I've been playing around with a handful of WebOS's as of late. In the last six months they have sprung up like hot cakes. These web-gadgets are wonderfully cool and wonderfully useless. The value of having an internet desktop on top of your own desktop seems slight. I could only see it being useful for someone paranoid about privacy or who jumps around between dozens of computers. But even then, there are better tools for doing either job. And if you're paranoid about privacy you're hardly going to put all of your trust in some quirky WebOS company. Especially given their history.
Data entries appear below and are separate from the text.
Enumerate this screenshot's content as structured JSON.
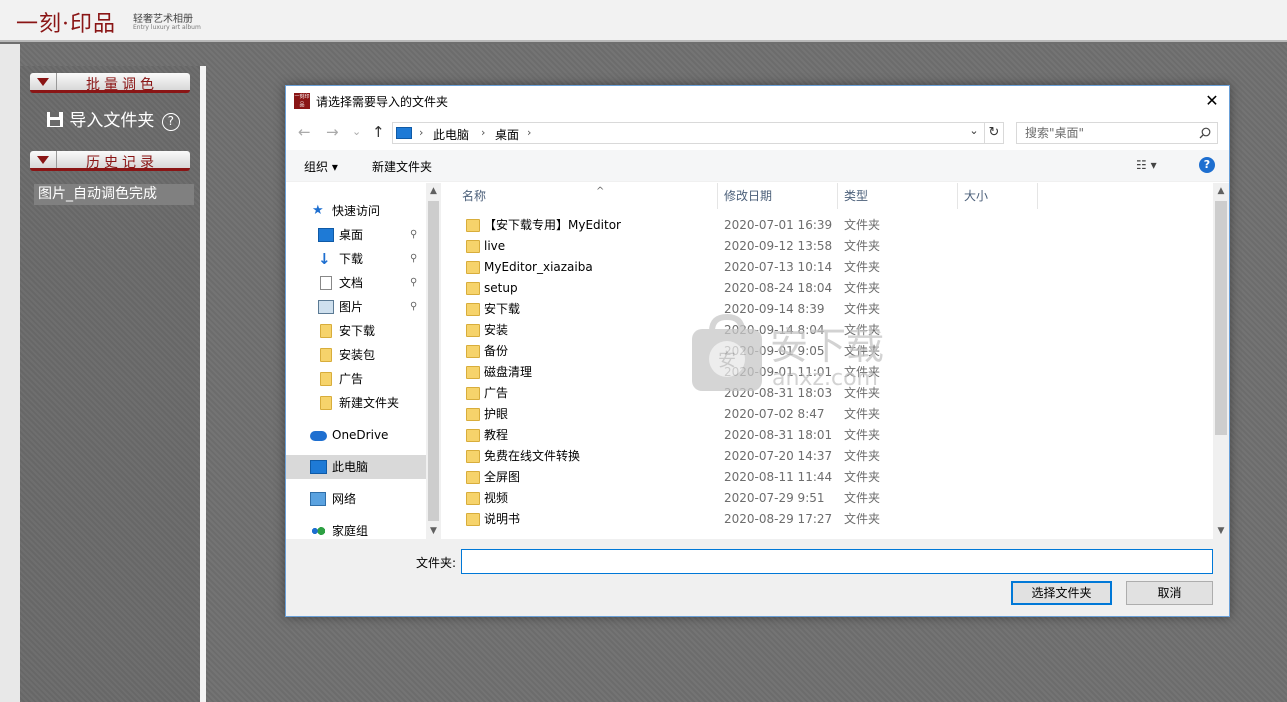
{
  "app": {
    "logo_text": "一刻·印品",
    "logo_subtitle": "轻奢艺术相册",
    "logo_subtitle_en": "Entry luxury art album",
    "brand_color": "#8a1515"
  },
  "left_panel": {
    "batch_section": "批量调色",
    "import_label": "导入文件夹",
    "help_glyph": "?",
    "history_section": "历史记录",
    "history_items": [
      "图片_自动调色完成"
    ]
  },
  "dialog": {
    "title": "请选择需要导入的文件夹",
    "app_icon_text": "一刻印品",
    "close_glyph": "✕",
    "nav": {
      "back": "←",
      "forward": "→",
      "recent": "⌄",
      "up": "↑"
    },
    "address": {
      "crumbs": [
        "此电脑",
        "桌面"
      ],
      "chevron": "›",
      "dropdown": "⌄",
      "refresh": "↻"
    },
    "search": {
      "placeholder": "搜索\"桌面\""
    },
    "toolbar": {
      "organize": "组织 ▾",
      "new_folder": "新建文件夹",
      "view": "☷ ▾",
      "help": "?"
    },
    "nav_pane": {
      "items": [
        {
          "label": "快速访问",
          "icon": "star-icon",
          "pinned": false
        },
        {
          "label": "桌面",
          "icon": "desktop-icon",
          "pinned": true
        },
        {
          "label": "下载",
          "icon": "download-icon",
          "pinned": true
        },
        {
          "label": "文档",
          "icon": "document-icon",
          "pinned": true
        },
        {
          "label": "图片",
          "icon": "pictures-icon",
          "pinned": true
        },
        {
          "label": "安下载",
          "icon": "folder-icon",
          "pinned": false
        },
        {
          "label": "安装包",
          "icon": "folder-icon",
          "pinned": false
        },
        {
          "label": "广告",
          "icon": "folder-icon",
          "pinned": false
        },
        {
          "label": "新建文件夹",
          "icon": "folder-icon",
          "pinned": false
        },
        {
          "label": "OneDrive",
          "icon": "cloud-icon",
          "pinned": false
        },
        {
          "label": "此电脑",
          "icon": "computer-icon",
          "pinned": false
        },
        {
          "label": "网络",
          "icon": "network-icon",
          "pinned": false
        },
        {
          "label": "家庭组",
          "icon": "homegroup-icon",
          "pinned": false
        }
      ],
      "pin_glyph": "📌",
      "scroll_up": "▲",
      "scroll_down": "▼"
    },
    "columns": [
      "名称",
      "修改日期",
      "类型",
      "大小"
    ],
    "sort_caret": "^",
    "files": [
      {
        "name": "【安下载专用】MyEditor",
        "date": "2020-07-01 16:39",
        "type": "文件夹"
      },
      {
        "name": "live",
        "date": "2020-09-12 13:58",
        "type": "文件夹"
      },
      {
        "name": "MyEditor_xiazaiba",
        "date": "2020-07-13 10:14",
        "type": "文件夹"
      },
      {
        "name": "setup",
        "date": "2020-08-24 18:04",
        "type": "文件夹"
      },
      {
        "name": "安下载",
        "date": "2020-09-14 8:39",
        "type": "文件夹"
      },
      {
        "name": "安装",
        "date": "2020-09-14 8:04",
        "type": "文件夹"
      },
      {
        "name": "备份",
        "date": "2020-09-01 9:05",
        "type": "文件夹"
      },
      {
        "name": "磁盘清理",
        "date": "2020-09-01 11:01",
        "type": "文件夹"
      },
      {
        "name": "广告",
        "date": "2020-08-31 18:03",
        "type": "文件夹"
      },
      {
        "name": "护眼",
        "date": "2020-07-02 8:47",
        "type": "文件夹"
      },
      {
        "name": "教程",
        "date": "2020-08-31 18:01",
        "type": "文件夹"
      },
      {
        "name": "免费在线文件转换",
        "date": "2020-07-20 14:37",
        "type": "文件夹"
      },
      {
        "name": "全屏图",
        "date": "2020-08-11 11:44",
        "type": "文件夹"
      },
      {
        "name": "视频",
        "date": "2020-07-29 9:51",
        "type": "文件夹"
      },
      {
        "name": "说明书",
        "date": "2020-08-29 17:27",
        "type": "文件夹"
      }
    ],
    "bottom": {
      "folder_label": "文件夹:",
      "folder_value": "",
      "select_button": "选择文件夹",
      "cancel_button": "取消"
    },
    "watermark": {
      "text": "安下载",
      "sub": "anxz.com",
      "shield_char": "安"
    }
  }
}
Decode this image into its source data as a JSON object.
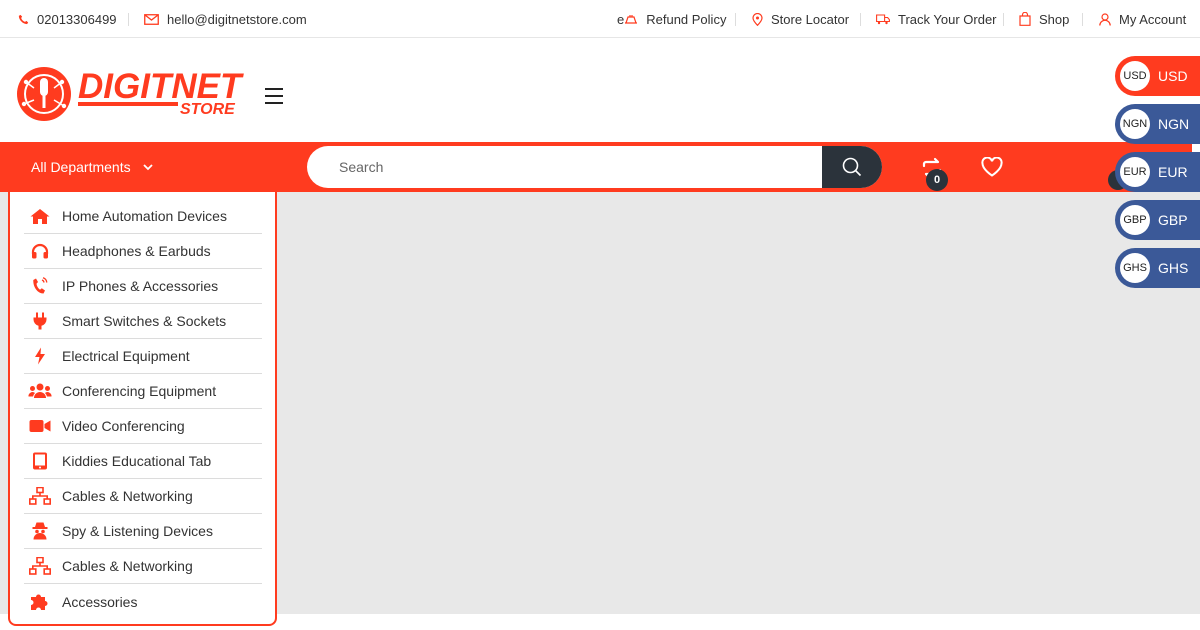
{
  "topbar": {
    "phone": "02013306499",
    "email": "hello@digitnetstore.com",
    "links": [
      {
        "label": "Refund Policy",
        "icon": "refund-icon",
        "prefix": "e"
      },
      {
        "label": "Store Locator",
        "icon": "location-pin-icon"
      },
      {
        "label": "Track Your Order",
        "icon": "truck-icon"
      },
      {
        "label": "Shop",
        "icon": "shopping-bag-icon"
      },
      {
        "label": "My Account",
        "icon": "user-icon"
      }
    ]
  },
  "brand": {
    "name_main": "DIGITNET",
    "name_sub": "STORE",
    "accent_color": "#ff3b1f",
    "dark_color": "#2b333b"
  },
  "nav": {
    "departments_label": "All Departments",
    "search_placeholder": "Search",
    "compare_count": "0"
  },
  "departments": [
    {
      "label": "Home Automation Devices",
      "icon": "home-icon"
    },
    {
      "label": "Headphones & Earbuds",
      "icon": "headphones-icon"
    },
    {
      "label": "IP Phones & Accessories",
      "icon": "phone-volume-icon"
    },
    {
      "label": "Smart Switches & Sockets",
      "icon": "plug-icon"
    },
    {
      "label": "Electrical Equipment",
      "icon": "bolt-icon"
    },
    {
      "label": "Conferencing Equipment",
      "icon": "users-icon"
    },
    {
      "label": "Video Conferencing",
      "icon": "video-camera-icon"
    },
    {
      "label": "Kiddies Educational Tab",
      "icon": "tablet-icon"
    },
    {
      "label": "Cables & Networking",
      "icon": "network-icon"
    },
    {
      "label": "Spy & Listening Devices",
      "icon": "spy-icon"
    },
    {
      "label": "Cables & Networking",
      "icon": "network-icon"
    },
    {
      "label": "Accessories",
      "icon": "puzzle-icon"
    }
  ],
  "currencies": [
    {
      "code": "USD",
      "label": "USD",
      "color": "#ff3b1f"
    },
    {
      "code": "NGN",
      "label": "NGN",
      "color": "#3b5998"
    },
    {
      "code": "EUR",
      "label": "EUR",
      "color": "#3b5998"
    },
    {
      "code": "GBP",
      "label": "GBP",
      "color": "#3b5998"
    },
    {
      "code": "GHS",
      "label": "GHS",
      "color": "#3b5998"
    }
  ]
}
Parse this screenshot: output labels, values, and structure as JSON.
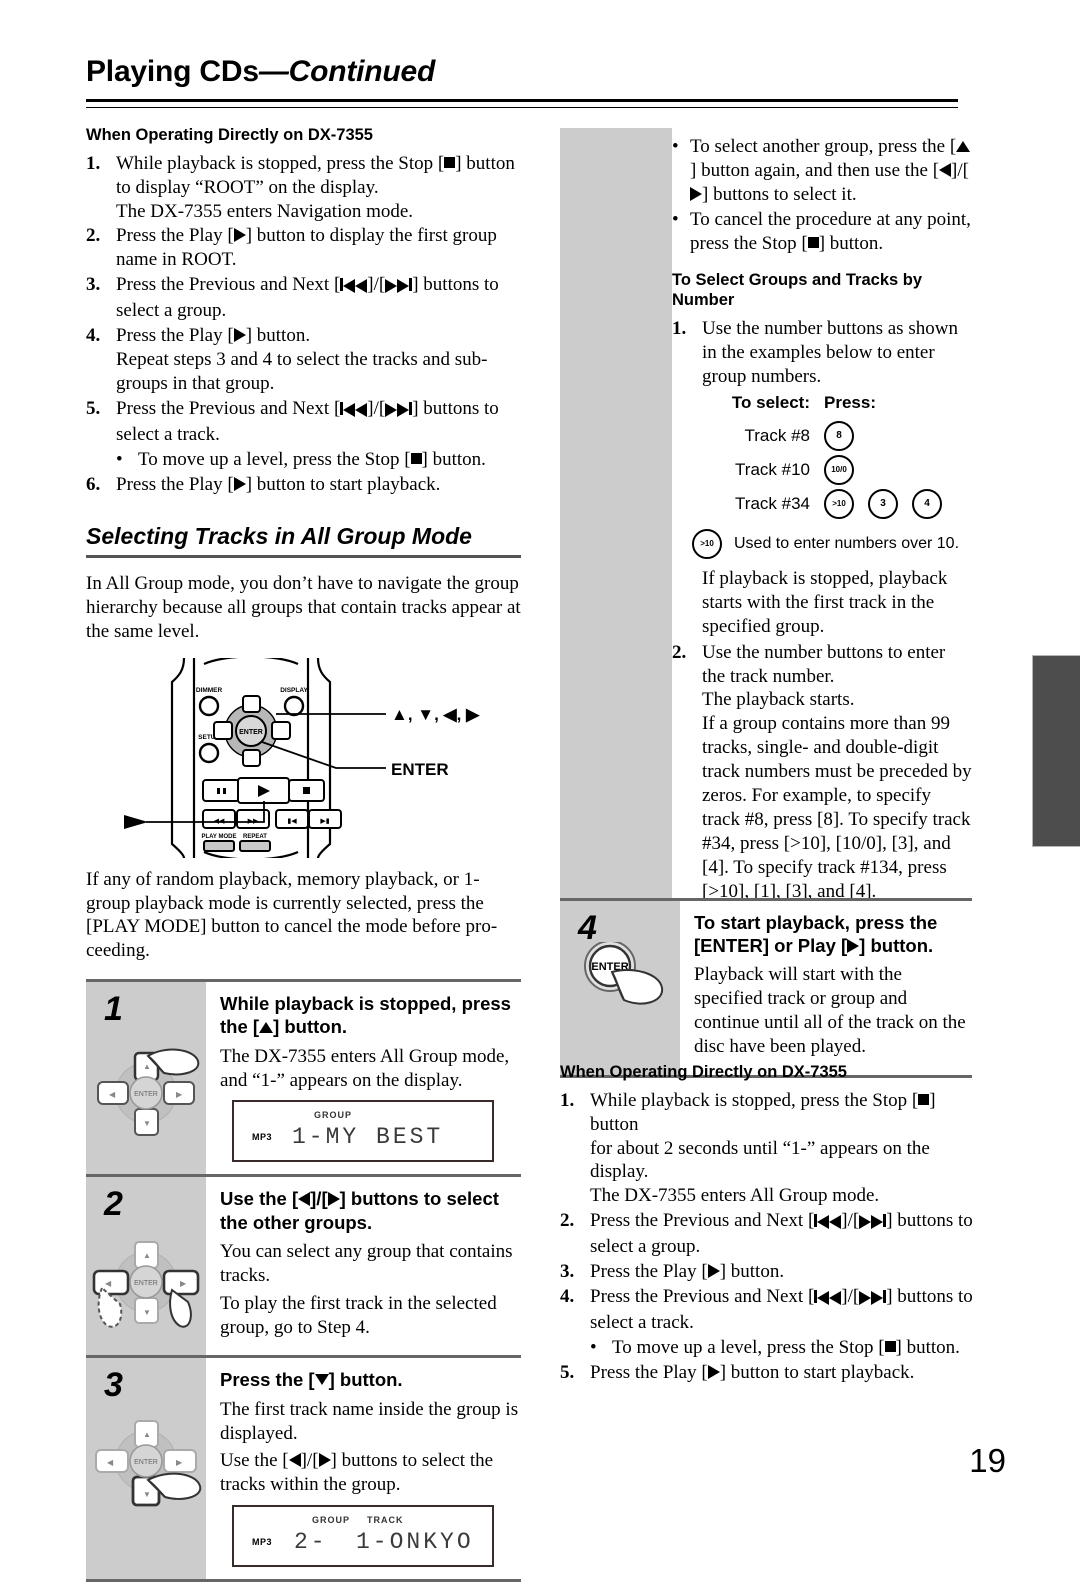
{
  "header": {
    "title_main": "Playing CDs",
    "title_cont": "—Continued"
  },
  "left_column": {
    "heading": "When Operating Directly on DX-7355",
    "steps": [
      {
        "num": "1.",
        "lines": [
          "While playback is stopped, press the Stop [■] button",
          "to display “ROOT” on the display.",
          "The DX-7355 enters Navigation mode."
        ]
      },
      {
        "num": "2.",
        "lines": [
          "Press the Play [▶] button to display the first group",
          "name in ROOT."
        ]
      },
      {
        "num": "3.",
        "lines": [
          "Press the Previous and Next [⏮]/[⏭] buttons to",
          "select a group."
        ]
      },
      {
        "num": "4.",
        "lines": [
          "Press the Play [▶] button.",
          "Repeat steps 3 and 4 to select the tracks and sub-",
          "groups in that group."
        ]
      },
      {
        "num": "5.",
        "lines": [
          "Press the Previous and Next [⏮]/[⏭] buttons to",
          "select a track."
        ],
        "bullet": "To move up a level, press the Stop [■] button."
      },
      {
        "num": "6.",
        "lines": [
          "Press the Play [▶] button to start playback."
        ]
      }
    ],
    "section_title": "Selecting Tracks in All Group Mode",
    "intro": "In All Group mode, you don’t have to navigate the group hierarchy because all groups that contain tracks appear at the same level.",
    "remote": {
      "label_dimmer": "DIMMER",
      "label_display": "DISPLAY",
      "label_setup": "SETUP",
      "label_enter": "ENTER",
      "label_playmode": "PLAY MODE",
      "label_repeat": "REPEAT",
      "callout_arrows": "▲, ▼, ◀, ▶",
      "callout_enter": "ENTER"
    },
    "note": "If any of random playback, memory playback, or 1-group playback mode is currently selected, press the [PLAY MODE] button to cancel the mode before pro-ceeding.",
    "boxes": [
      {
        "num": "1",
        "title": "While playback is stopped, press the [▲] button.",
        "paras": [
          "The DX-7355 enters All Group mode, and “1-” appears on the display."
        ],
        "display": {
          "labels": [
            "GROUP"
          ],
          "segments": "1-MY BEST",
          "mp3": "MP3"
        }
      },
      {
        "num": "2",
        "title": "Use the [◀]/[▶] buttons to select the other groups.",
        "paras": [
          "You can select any group that contains tracks.",
          "To play the first track in the selected group, go to Step 4."
        ]
      },
      {
        "num": "3",
        "title": "Press the [▼] button.",
        "paras": [
          "The first track name inside the group is displayed.",
          "Use the [◀]/[▶] buttons to select the tracks within the group."
        ],
        "display": {
          "labels": [
            "GROUP",
            "TRACK"
          ],
          "segments_group": "2-",
          "segments": "1-ONKYO",
          "mp3": "MP3"
        }
      }
    ]
  },
  "right_column": {
    "bullets": [
      "To select another group, press the [▲] button again, and then use the [◀]/[▶] buttons to select it.",
      "To cancel the procedure at any point, press the Stop [■] button."
    ],
    "heading": "To Select Groups and Tracks by Number",
    "step1": {
      "num": "1.",
      "text": "Use the number buttons as shown in the examples below to enter group numbers."
    },
    "number_table": {
      "col1_header": "To select:",
      "col2_header": "Press:",
      "rows": [
        {
          "label": "Track #8",
          "buttons": [
            "8"
          ]
        },
        {
          "label": "Track #10",
          "buttons": [
            "10/0"
          ]
        },
        {
          "label": "Track #34",
          "buttons": [
            ">10",
            "3",
            "4"
          ]
        }
      ],
      "note_button": ">10",
      "note_text": "Used to enter numbers over 10."
    },
    "after_table": "If playback is stopped, playback starts with the first track in the specified group.",
    "step2": {
      "num": "2.",
      "lines": [
        "Use the number buttons to enter the track number.",
        "The playback starts.",
        "If a group contains more than 99 tracks, single- and double-digit track numbers must be preceded by zeros. For example, to specify track #8, press [8]. To specify track #34, press [>10], [10/0], [3], and [4]. To specify track #134, press [>10], [1], [3], and [4]."
      ]
    },
    "box4": {
      "num": "4",
      "title": "To start playback, press the [ENTER] or Play [▶] button.",
      "paras": [
        "Playback will start with the specified track or group and continue until all of the track on the disc have been played."
      ],
      "enter_label": "ENTER"
    },
    "heading2": "When Operating Directly on DX-7355",
    "steps2": [
      {
        "num": "1.",
        "lines": [
          "While playback is stopped, press the Stop [■] button",
          "for about 2 seconds until “1-” appears on the display.",
          "The DX-7355 enters All Group mode."
        ]
      },
      {
        "num": "2.",
        "lines": [
          "Press the Previous and Next [⏮]/[⏭] buttons to",
          "select a group."
        ]
      },
      {
        "num": "3.",
        "lines": [
          "Press the Play [▶] button."
        ]
      },
      {
        "num": "4.",
        "lines": [
          "Press the Previous and Next [⏮]/[⏭] buttons to",
          "select a track."
        ],
        "bullet": "To move up a level, press the Stop [■] button."
      },
      {
        "num": "5.",
        "lines": [
          "Press the Play [▶] button to start playback."
        ]
      }
    ]
  },
  "page_number": "19",
  "colors": {
    "gray_panel": "#cccccc",
    "edge_tab": "#4d4d4d",
    "rule": "#666666"
  }
}
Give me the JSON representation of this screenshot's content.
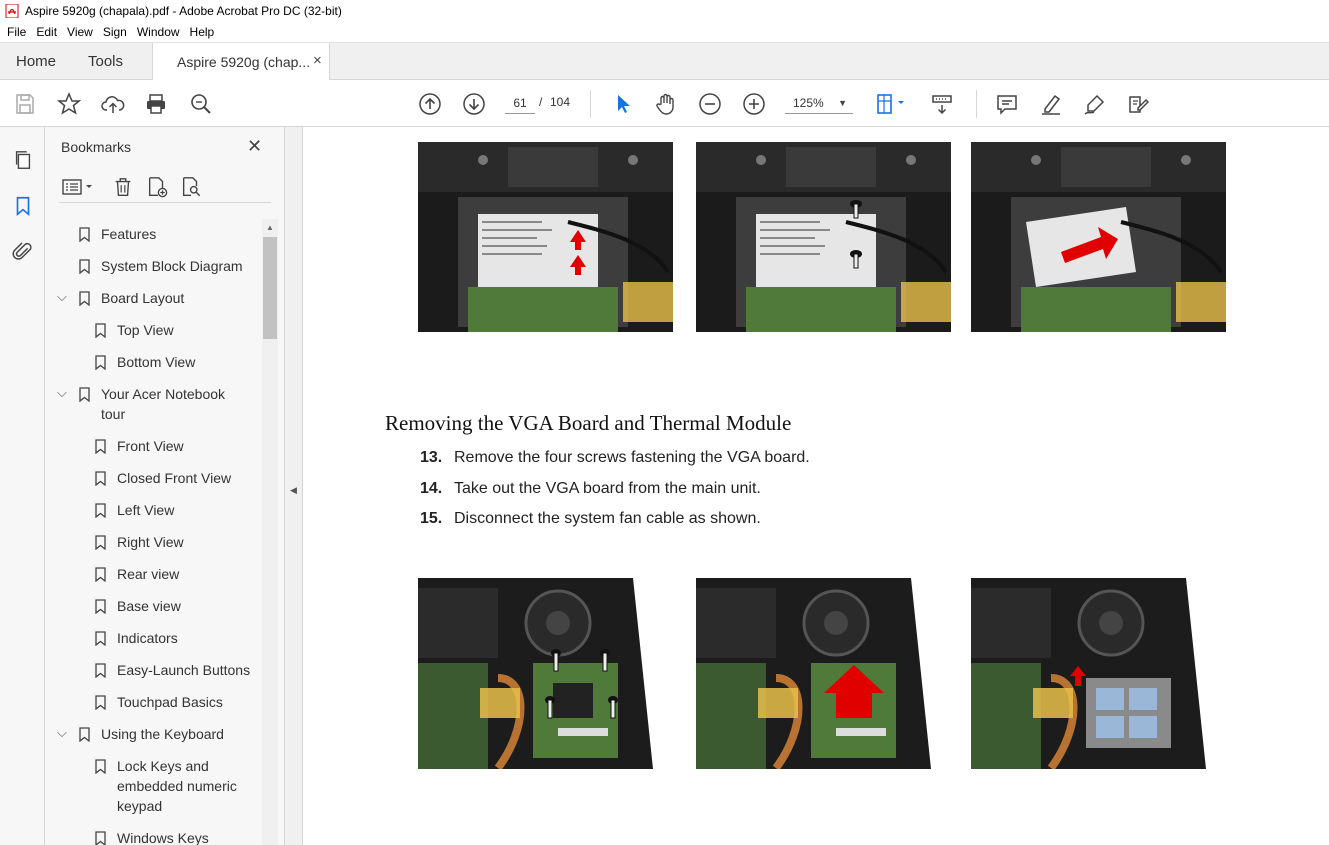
{
  "window": {
    "title": "Aspire 5920g (chapala).pdf - Adobe Acrobat Pro DC (32-bit)"
  },
  "menu": [
    "File",
    "Edit",
    "View",
    "Sign",
    "Window",
    "Help"
  ],
  "tabs": {
    "home": "Home",
    "tools": "Tools",
    "document": "Aspire 5920g (chap...",
    "close_glyph": "×"
  },
  "toolbar": {
    "page_current": "61",
    "page_separator": "/",
    "page_total": "104",
    "zoom": "125%",
    "icons": [
      "save-icon",
      "bookmark-star-icon",
      "upload-icon",
      "print-icon",
      "find-icon",
      "previous-page-icon",
      "next-page-icon",
      "select-arrow-icon",
      "hand-icon",
      "zoom-out-icon",
      "zoom-in-icon",
      "page-display-icon",
      "scrolling-mode-icon",
      "comment-icon",
      "highlight-icon",
      "sign-icon",
      "fill-sign-icon"
    ]
  },
  "left_rail": {
    "icons": [
      "pages-thumbnails-icon",
      "bookmarks-icon",
      "attachments-icon"
    ]
  },
  "bookmarks": {
    "header": "Bookmarks",
    "close_glyph": "✕",
    "items": [
      {
        "label": "Features",
        "level": 0,
        "expanded": null
      },
      {
        "label": "System Block Diagram",
        "level": 0,
        "expanded": null
      },
      {
        "label": "Board Layout",
        "level": 0,
        "expanded": true
      },
      {
        "label": "Top View",
        "level": 1,
        "expanded": null
      },
      {
        "label": "Bottom View",
        "level": 1,
        "expanded": null
      },
      {
        "label": "Your Acer Notebook tour",
        "level": 0,
        "expanded": true
      },
      {
        "label": "Front View",
        "level": 1,
        "expanded": null
      },
      {
        "label": "Closed Front View",
        "level": 1,
        "expanded": null
      },
      {
        "label": "Left View",
        "level": 1,
        "expanded": null
      },
      {
        "label": "Right View",
        "level": 1,
        "expanded": null
      },
      {
        "label": "Rear view",
        "level": 1,
        "expanded": null
      },
      {
        "label": "Base view",
        "level": 1,
        "expanded": null
      },
      {
        "label": "Indicators",
        "level": 1,
        "expanded": null
      },
      {
        "label": "Easy-Launch Buttons",
        "level": 1,
        "expanded": null
      },
      {
        "label": "Touchpad Basics",
        "level": 1,
        "expanded": null
      },
      {
        "label": "Using the Keyboard",
        "level": 0,
        "expanded": true
      },
      {
        "label": "Lock Keys and embedded numeric keypad",
        "level": 1,
        "expanded": null
      },
      {
        "label": "Windows Keys",
        "level": 1,
        "expanded": null
      }
    ]
  },
  "document": {
    "heading": "Removing the VGA Board and Thermal Module",
    "steps": [
      {
        "num": "13.",
        "text": "Remove the four screws fastening the VGA board."
      },
      {
        "num": "14.",
        "text": " Take out the VGA board from the main unit."
      },
      {
        "num": "15.",
        "text": "Disconnect the system fan cable as shown."
      }
    ]
  },
  "colors": {
    "accent_blue": "#1473e6",
    "arrow_red": "#e00000",
    "pcb_green": "#4f7a3a"
  }
}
I also don't understand why nearly all WebOS designers decide to implement their "OS" in their own proprietary AJAX/flash system. Every WebOS has to write their own text editor, calculator, web browser, file management system, etc. It seems very inefficient to rewrite all of those programs. Not to mention that the quality of the apps are much much worse then their desktop counterparts.
Instead of writing a whole new operating system with a closed set of apps, it makes much more sense to provide a web-interface to a real computer or virtual machine. The reason why Windows, Mac, and Linux are popular is because its easy to write software for them. If any WebOS ever takes off they are going to have to be able to run lots of software.
One implementation may be a WebOS sever which simply finds a user's virtual machine image and loads it up. It then launches a browser plugin like VNC or remote desktop. You then get access to a whole computer, not some mushy half-ass web-app.
All of these pieces already exist. All you need to do is hook them up. You could use the open source implementation of remote desktop, the open source virtual machine software, and then either find or write some kind of user and security management front-end. I'm kinda amazed no one has done it yet and called it a WebOS.